Mi colección de momentos crece, jo como crece, a partir de aquellas primeras palabras escritas con un mínimo de intención. El momento que más me viene a la cabeza cuando escribo es el del submarino. Sí, no sé qué coño pasa, que cuando escribo siempre aparece un submarino. Nunca lo pongo en la página, porque no escribo de submarinos, pero lo tengo en la cabeza todo el día. Fue en una conferencia de estas que dan los que saben más que tú. Y alguien dijo algo así como “cuando se escribe, hay que ir siempre en submarino”. Jo, y es verdad. Es lo más divertido de escribir: ir en submarino. Cuando vas en submarino eres indetectable. Eso de que nadie te vea es la leche. Luego activas el sonar y ves con los ojos cerrados. Es increíble las cosas que se ven con los ojos cerrados ahí abajo, os lo juro. A veces también se pasa un poco mal. Porque para escribir algo decente hay que bajar mucho. Y llega un momento en que el submarino empieza a crujir. Y a veces da miedo. Las tuberías se desgarran , las paredes se contraen, aparece un tío gritando que dice que hay una vía de agua no sé dónde; luego viene otro y grita lo mismo. Y la tripulación te mira raro, pero tú ahí, con un par, con los ojos fijos en un punto concretísimo de la carta de navegación. Las cartas de navegación suelen estar bien hechas, es bueno fiarse de ellas, sobre todo si no eres muy listo. Es justo ahí, cuando todo está a punto de estallar, cuando vienen las mejores palabras. Porque sí, sí, todo el mundo tiene unas ideas cojonudas para escribir una novela, pero las novelas no están hechas de ideas sino de palabras, y ésas, en mis sueños, siempre aparecen en el momento en que está todo a punto de estallar.

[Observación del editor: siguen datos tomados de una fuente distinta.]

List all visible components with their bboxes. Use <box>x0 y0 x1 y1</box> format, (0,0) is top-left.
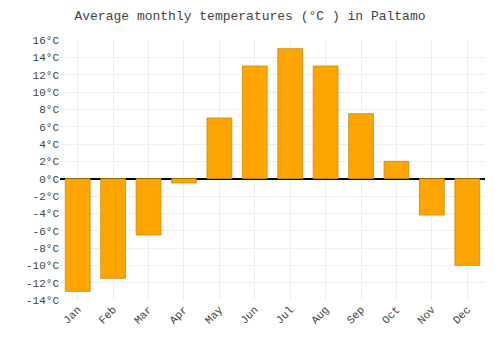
svg-text:Jun: Jun <box>238 304 260 326</box>
svg-text:Nov: Nov <box>415 304 438 327</box>
svg-text:-10°C: -10°C <box>26 260 59 272</box>
svg-text:Jul: Jul <box>274 304 296 326</box>
svg-text:-14°C: -14°C <box>26 295 59 307</box>
svg-text:-4°C: -4°C <box>33 208 60 220</box>
svg-text:Jan: Jan <box>61 304 83 326</box>
svg-text:May: May <box>203 304 226 327</box>
svg-text:Aug: Aug <box>309 304 331 326</box>
svg-text:16°C: 16°C <box>33 35 60 47</box>
svg-text:Average monthly temperatures (: Average monthly temperatures (°C ) in Pa… <box>74 9 425 24</box>
svg-text:Mar: Mar <box>132 304 154 326</box>
svg-text:Apr: Apr <box>167 304 189 326</box>
svg-text:Oct: Oct <box>380 304 402 326</box>
svg-text:Sep: Sep <box>345 304 367 326</box>
svg-text:2°C: 2°C <box>39 156 59 168</box>
svg-text:-2°C: -2°C <box>33 191 60 203</box>
svg-text:8°C: 8°C <box>39 104 59 116</box>
svg-text:Feb: Feb <box>97 304 119 326</box>
svg-text:12°C: 12°C <box>33 70 60 82</box>
svg-text:4°C: 4°C <box>39 139 59 151</box>
svg-text:14°C: 14°C <box>33 52 60 64</box>
svg-text:-12°C: -12°C <box>26 278 59 290</box>
svg-text:0°C: 0°C <box>39 174 59 186</box>
svg-text:10°C: 10°C <box>33 87 60 99</box>
svg-text:-6°C: -6°C <box>33 226 60 238</box>
svg-text:6°C: 6°C <box>39 122 59 134</box>
svg-text:-8°C: -8°C <box>33 243 60 255</box>
svg-text:Dec: Dec <box>451 304 473 326</box>
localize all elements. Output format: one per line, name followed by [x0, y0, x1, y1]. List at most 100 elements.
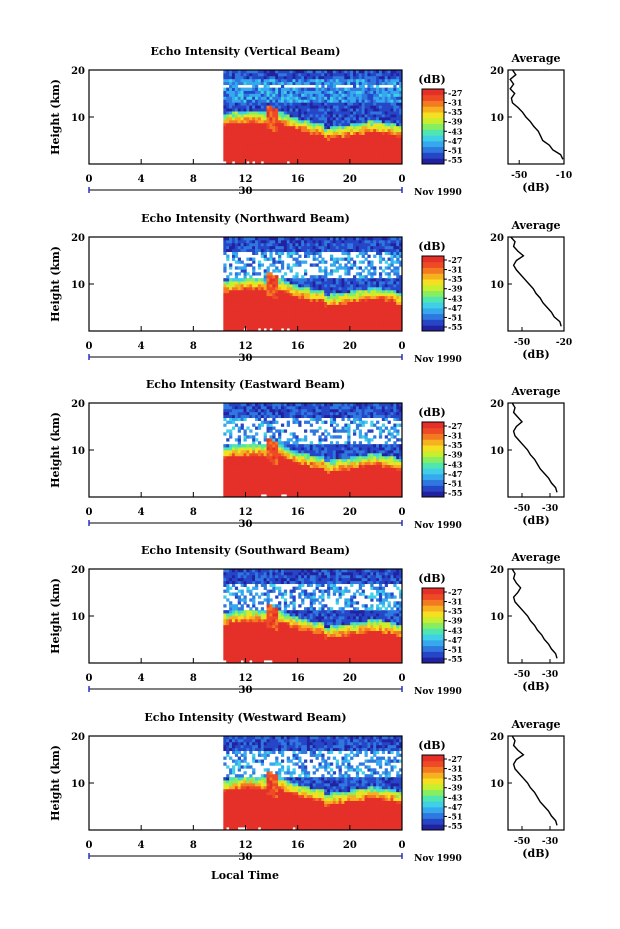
heatmap-cell [315, 84, 319, 88]
heatmap-cell [327, 152, 331, 156]
heatmap-cell [289, 284, 293, 288]
heatmap-cell [329, 450, 334, 454]
heatmap-cell [243, 438, 247, 442]
heatmap-cell [304, 286, 308, 291]
heatmap-cell [252, 289, 256, 294]
heatmap-cell [240, 114, 244, 118]
heatmap-cell [381, 479, 386, 483]
heatmap-cell [260, 105, 265, 109]
heatmap-cell [396, 251, 400, 255]
heatmap-cell [370, 272, 374, 276]
heatmap-cell [309, 155, 314, 159]
heatmap-cell [381, 307, 386, 311]
heatmap-cell [260, 134, 265, 138]
heatmap-cell [373, 316, 377, 320]
heatmap-cell [318, 99, 322, 103]
average-frame [507, 236, 565, 332]
heatmap-cell [304, 119, 308, 124]
heatmap-cell [367, 269, 371, 273]
heatmap-cell [252, 90, 256, 94]
heatmap-cell [255, 322, 259, 326]
heatmap-cell [387, 93, 391, 97]
heatmap-cell [231, 485, 236, 489]
heatmap-cell [231, 152, 236, 156]
heatmap-cell [269, 485, 273, 489]
heatmap-cell [329, 72, 334, 77]
heatmap-cell [321, 455, 325, 460]
heatmap-cell [332, 494, 337, 497]
heatmap-cell [312, 313, 316, 317]
heatmap-cell [280, 289, 285, 294]
heatmap-cell [321, 128, 325, 133]
heatmap-cell [332, 447, 337, 451]
heatmap-cell [234, 464, 239, 468]
heatmap-cell [332, 245, 337, 250]
heatmap-cell [358, 93, 362, 97]
heatmap-cell [327, 447, 331, 451]
heatmap-cell [378, 444, 383, 448]
heatmap-cell [358, 441, 362, 445]
heatmap-cell [329, 149, 334, 153]
heatmap-cell [347, 99, 351, 103]
heatmap-cell [246, 455, 250, 460]
heatmap-cell [269, 122, 273, 127]
heatmap-cell [266, 266, 270, 270]
heatmap-cell [378, 298, 383, 302]
heatmap-cell [318, 281, 322, 285]
heatmap-cell [376, 102, 380, 106]
heatmap-cell [255, 78, 259, 83]
heatmap-cell [309, 251, 314, 255]
heatmap-cell [301, 158, 305, 162]
heatmap-cell [350, 310, 354, 314]
heatmap-cell [309, 304, 314, 308]
heatmap-cell [223, 158, 227, 162]
heatmap-cell [269, 458, 273, 463]
heatmap-cell [361, 470, 365, 474]
heatmap-cell [275, 295, 279, 300]
heatmap-cell [353, 114, 357, 118]
heatmap-cell [286, 245, 290, 250]
heatmap-cell [304, 254, 308, 258]
heatmap-cell [280, 245, 285, 250]
heatmap-cell [367, 161, 371, 164]
heatmap-cell [298, 140, 302, 144]
heatmap-cell [249, 87, 253, 91]
heatmap-cell [283, 78, 288, 83]
heatmap-cell [306, 134, 311, 138]
heatmap-cell [298, 239, 302, 244]
heatmap-cell [324, 161, 328, 164]
heatmap-cell [243, 310, 247, 314]
heatmap-cell [278, 286, 282, 291]
heatmap-cell [370, 158, 374, 162]
heatmap-cell [370, 102, 374, 106]
heatmap-cell [286, 137, 290, 141]
heatmap-cell [364, 72, 368, 77]
heatmap-cell [393, 295, 397, 300]
heatmap-cell [324, 134, 328, 138]
heatmap-cell [240, 461, 244, 466]
heatmap-cell [350, 304, 354, 308]
heatmap-cell [226, 149, 230, 153]
heatmap-cell [318, 286, 322, 291]
heatmap-cell [367, 146, 371, 150]
heatmap-cell [370, 105, 374, 109]
heatmap-cell [358, 284, 362, 288]
heatmap-cell [355, 128, 360, 133]
heatmap-cell [231, 307, 236, 311]
heatmap-cell [396, 143, 400, 147]
heatmap-cell [298, 485, 302, 489]
heatmap-cell [390, 325, 394, 329]
heatmap-cell [240, 245, 244, 250]
heatmap-cell [304, 140, 308, 144]
heatmap-cell [226, 325, 230, 329]
heatmap-cell [378, 470, 383, 474]
heatmap-cell [263, 242, 267, 247]
heatmap-cell [240, 99, 244, 103]
heatmap-cell [396, 158, 400, 162]
heatmap-cell [280, 473, 285, 477]
heatmap-cell [309, 298, 314, 302]
heatmap-cell [240, 158, 244, 162]
heatmap-cell [269, 307, 273, 311]
heatmap-cell [344, 140, 348, 144]
heatmap-cell [321, 467, 325, 471]
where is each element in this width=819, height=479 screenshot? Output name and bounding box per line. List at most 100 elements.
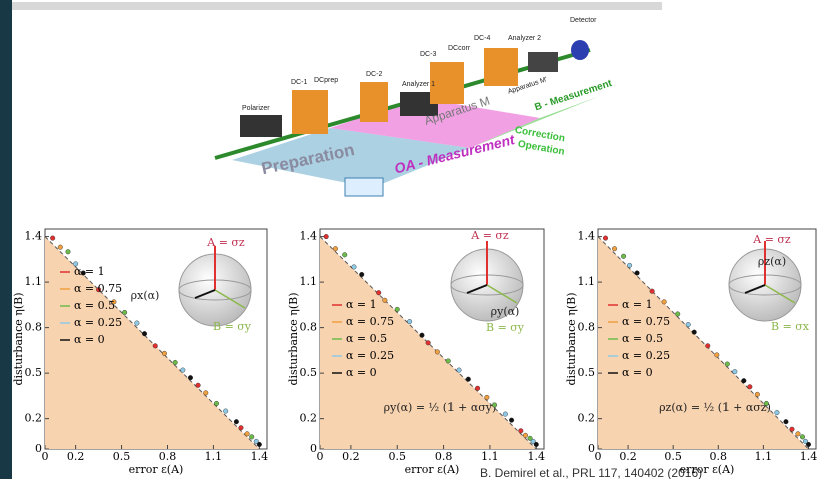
x-tick-label: 1.4 — [251, 450, 269, 463]
x-tick-label: 1.4 — [528, 450, 546, 463]
diagram-label: DC-1 — [291, 79, 307, 86]
bloch-b-axis — [764, 284, 796, 304]
data-point — [649, 288, 655, 294]
data-point — [621, 253, 627, 259]
data-point — [795, 431, 801, 437]
data-point — [533, 441, 539, 447]
detector — [571, 40, 589, 60]
y-tick-label: 0 — [310, 442, 317, 455]
data-point — [332, 246, 338, 252]
legend-label: α = 0.75 — [346, 315, 394, 328]
x-axis-label: error ε(A) — [680, 463, 735, 476]
data-point — [122, 309, 128, 315]
data-point — [518, 428, 524, 434]
y-tick-label: 0.8 — [300, 321, 318, 334]
dc3-coil — [430, 62, 464, 104]
data-point — [249, 434, 255, 440]
data-point — [783, 419, 789, 425]
y-tick-label: 0.2 — [25, 412, 43, 425]
dc4-coil — [484, 48, 518, 86]
y-tick-label: 0.5 — [300, 366, 318, 379]
chart: 0 0.2 0.5 0.8 1.1 1.4 0 0.2 0.5 0.8 1.1 1.4 error ε(… — [287, 228, 546, 476]
x-tick-label: 0.5 — [113, 450, 131, 463]
data-point — [612, 246, 618, 252]
y-tick-label: 0.2 — [300, 412, 318, 425]
legend-label: α = 0.25 — [622, 349, 670, 362]
data-point — [425, 340, 431, 346]
legend-label: α = 0.25 — [74, 316, 122, 329]
noise-box — [344, 177, 384, 197]
data-point — [763, 400, 769, 406]
data-point — [253, 438, 259, 444]
diagram-label: DCprep — [314, 77, 338, 84]
y-tick-label: 0.5 — [25, 366, 43, 379]
top-bar — [12, 2, 662, 10]
data-point — [675, 311, 681, 317]
dc2-coil — [360, 82, 388, 122]
x-tick-label: 0.5 — [388, 450, 406, 463]
legend-label: α = 0.75 — [74, 282, 122, 295]
data-point — [57, 244, 63, 250]
y-axis-label: disturbance η(B) — [12, 292, 25, 385]
legend-label: α = 0.75 — [622, 315, 670, 328]
x-tick-label: 1.4 — [800, 450, 818, 463]
data-point — [244, 431, 250, 437]
y-axis-label: disturbance η(B) — [565, 292, 578, 385]
data-point — [419, 332, 425, 338]
data-point — [351, 264, 357, 270]
x-tick-label: 1.1 — [481, 450, 499, 463]
y-tick-label: 0.5 — [578, 366, 596, 379]
data-point — [522, 432, 528, 438]
y-tick-label: 0.8 — [25, 321, 43, 334]
legend-label: α = 1 — [74, 265, 105, 278]
data-point — [223, 408, 229, 414]
x-tick-label: 0.8 — [710, 450, 728, 463]
diagram-label: DC-4 — [474, 35, 490, 42]
data-point — [691, 329, 697, 335]
legend-label: α = 0 — [622, 366, 653, 379]
data-point — [376, 290, 382, 296]
diagram-label: Analyzer 1 — [402, 81, 435, 88]
allowed-region — [320, 236, 537, 449]
legend-label: α = 1 — [622, 298, 653, 311]
data-point — [724, 361, 730, 367]
data-point — [714, 352, 720, 358]
data-point — [741, 378, 747, 384]
data-point — [502, 411, 508, 417]
data-point — [134, 320, 140, 326]
y-tick-label: 1.4 — [578, 230, 596, 243]
data-point — [73, 261, 79, 267]
x-tick-label: 1.1 — [205, 450, 223, 463]
annotation: ρz(α) = ½ (𝟙 + ασz) — [659, 401, 771, 414]
data-point — [96, 287, 102, 293]
data-point — [213, 400, 219, 406]
x-tick-label: 0.2 — [67, 450, 85, 463]
data-point — [256, 441, 262, 447]
legend-label: α = 0.5 — [74, 299, 115, 312]
citation: B. Demirel et al., PRL 117, 140402 (2016… — [480, 466, 702, 479]
x-tick-label: 0.8 — [159, 450, 177, 463]
diagram-label: DC-2 — [366, 71, 382, 78]
legend-label: α = 0.25 — [346, 349, 394, 362]
annotation: A = σz — [470, 229, 509, 242]
data-point — [238, 425, 244, 431]
bound-line — [44, 236, 260, 450]
bloch-state — [194, 289, 216, 299]
x-tick-label: 0.8 — [435, 450, 453, 463]
x-axis-label: error ε(A) — [405, 463, 460, 476]
data-point — [152, 343, 158, 349]
annotation: ρy(α) — [491, 305, 520, 318]
data-point — [627, 262, 633, 268]
data-point — [530, 438, 536, 444]
legend-label: α = 0.5 — [346, 332, 387, 345]
y-tick-label: 1.1 — [300, 275, 318, 288]
diagram-label: Analyzer 2 — [508, 35, 541, 42]
chart: 0 0.2 0.5 0.8 1.1 1.4 0 0.2 0.5 0.8 1.1 1.4 error ε(… — [12, 228, 269, 476]
correction-plane — [470, 96, 600, 148]
bound-line — [319, 236, 537, 450]
x-axis-label: error ε(A) — [129, 463, 184, 476]
dc1-coil — [292, 90, 328, 134]
data-point — [161, 350, 167, 356]
data-point — [203, 390, 209, 396]
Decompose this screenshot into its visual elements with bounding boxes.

Lo peor es el destructor, ese monstruo de acero que hay en todas las historias que merecen ser contadas. Siempre te detecta, y cuando andas sumergido las cargas de profundidad sientan fatal, en serio; dejan el submarino todo revuelto: el instrumental por los suelos, más vías de agua, vómitos, mareos, mamá sácame de aquí. Luego el monstruo hace que se va y puedes salir arriba, a profundidad de disparo, y soltar un par de torpedos. Pero tenlo claro: al monstruo de las novelas los torpedos le hacen cosquillas. Nunca ganas. Nunca, nunca.
O el submarino o el circo. No hay otra cosa. Jo, el circo es muy divertido. Yo iba antes. Ahora procuro no ir. A mí el circo me gustaba cuando llevaba sandalias y me manchaba de barro con la pelota blanca y negra. Jo, y es que la página en blanco es para algunos eso: una inmensa pista de circo donde los trapecistas ejecutan sus números con una precisión maquinal. Se sueltan del trapecio, dan vueltas en el aire y acaban en los brazos de otro trapecista que volaba por allí, todo muy calculado; compás, escuadra y cartabón. Y luego están también los que se pasean por una cuerda finísima con una barra horizontal en las manos para guardar el equilibrio y resina en las zapatillas para parar un tren. Jo, qué difícil parece. Pero un día me dio por dejar de mirar hacia arriba, a los trapecios y a la cuerda, y bajé la cabeza un poco. Y entonces vi la red. Jo, siempre hay una red. Y me enfadé mucho, de verdad.  Salí de la carpa y me fui al muelle, a ver los submarinos. Allí no va casi nadie, pero molan. Jo, cómo molan.